Набоков - [3]

Шрифт
Интервал

Может быть, фактографически точных подробностей, припомнившихся из детских лет, в этой картине и правда нет, или же — из страха перед нежеланным румянцем — они сознательно убраны. Правда, еще через пятнадцать лет, принявшись за «Другие берега», Набоков во второй главе опишет дорогу к Невскому по Морской, нарядную петербургскую даму — собственную мать — в открытых санях с низкой спинкой, к обоим углам которой прицеплены края медвежьей полости, и храп гнедого рысака, и стук комьев смешанной со снегом земли о передок. И тут не будет никакой желчности по поводу раскрашенного снимка или выцветшей открытки, которую рассказчик в «Себастьяне Найте» поставил у себя на столе, «чтобы потешилось немножко дитя памяти».

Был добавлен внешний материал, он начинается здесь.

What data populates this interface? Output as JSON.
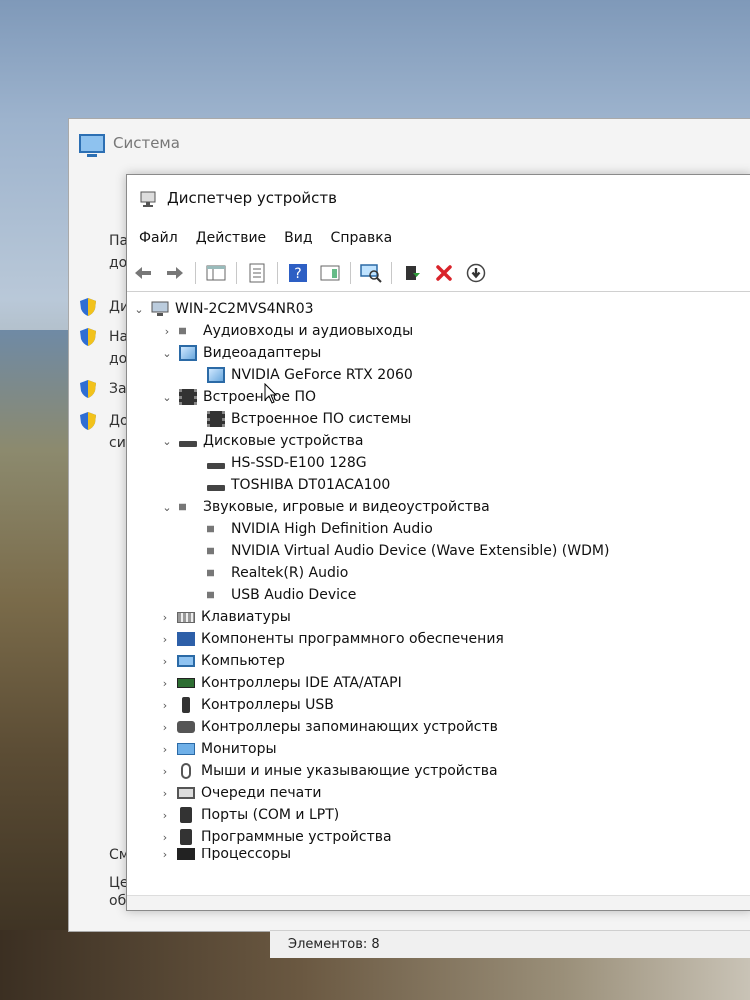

Но «Другие берега» — автобиография, опыт самопознания без персонажей-масок и нарочитого смешения бывшего с небывшим. Лишь очень доверчивый читатель сочтет этот рассказ Набокова о самом себе абсолютно достоверным, не допускающим никакой литературной ретуши и сопоставимым с исповедью. На самом деле ретушь сказывается постоянно, а достоверность относительна. Но все равно, о каких-то очень существенных для автора вещах «Другие берега» говорят с прямотой, немыслимой в остальных набоковских текстах. Включая и обе англоязычные версии автобиографического повествования: одна появилась за несколько лет до русской, вторая десяток с лишним лет спустя, и с «Другими берегами» они не совпадают, причем не только в частностях. «Предлагаемая русская книга, — пояснено автором, — относится к английскому тексту, как прописные буквы к курсиву, или как относится к стилизованному профилю в упор глядящее лицо».

И вот на страницах этой русской, «в упор глядящей» книги выясняется, что «дитя памяти» на самом деле было любимое дитя автора, мало того, что с самых юных лет у Набокова обнаружилась «страстная энергия памяти». Даже такая, что заставляла задуматься о некой «патологической подоплеке», сказывавшейся чрезмерной, невозможной яркостью образов, сохраненных из самого дальнего прошлого, которое он умел «держать при себе» не стершимся, хотя с этим прошлым не сопрягались эмоциональные напряжения и события, формирующие судьбу. Сопрягалось с ним что-то, по первому ощущению, вполне будничное, неприметное, обыкновенное — как звук гонга, зовущего к завтраку, или вид из эркера на окутанную сумерками улицу, над которой проплывают крупные снежинки, — однако для Набокова обладающее значением в полном смысле слова уникальным, потому что эта будничность ассоциируется с «экологической нишей». Той, по которой он тосковал, выговорив себе право «в горах Америки моей вздыхать по северной России».

* * *

У северной России был конкретный адрес. Если нужна пунктуальная точность — несколько адресов, однако все они относились к одному пространству, пусть даже употребляя это понятие только в географическом значении. Пространство называлось Санкт-Петербург и Петербургская губерния, а по-русски — Ижорская земля. Шведы, владевшие этой землей, пока ее не вернул России Петр, именовали реку Ижору Ингрой и говорили: Ингерманландия. В русско-шведском варианте получилось — Ингрия.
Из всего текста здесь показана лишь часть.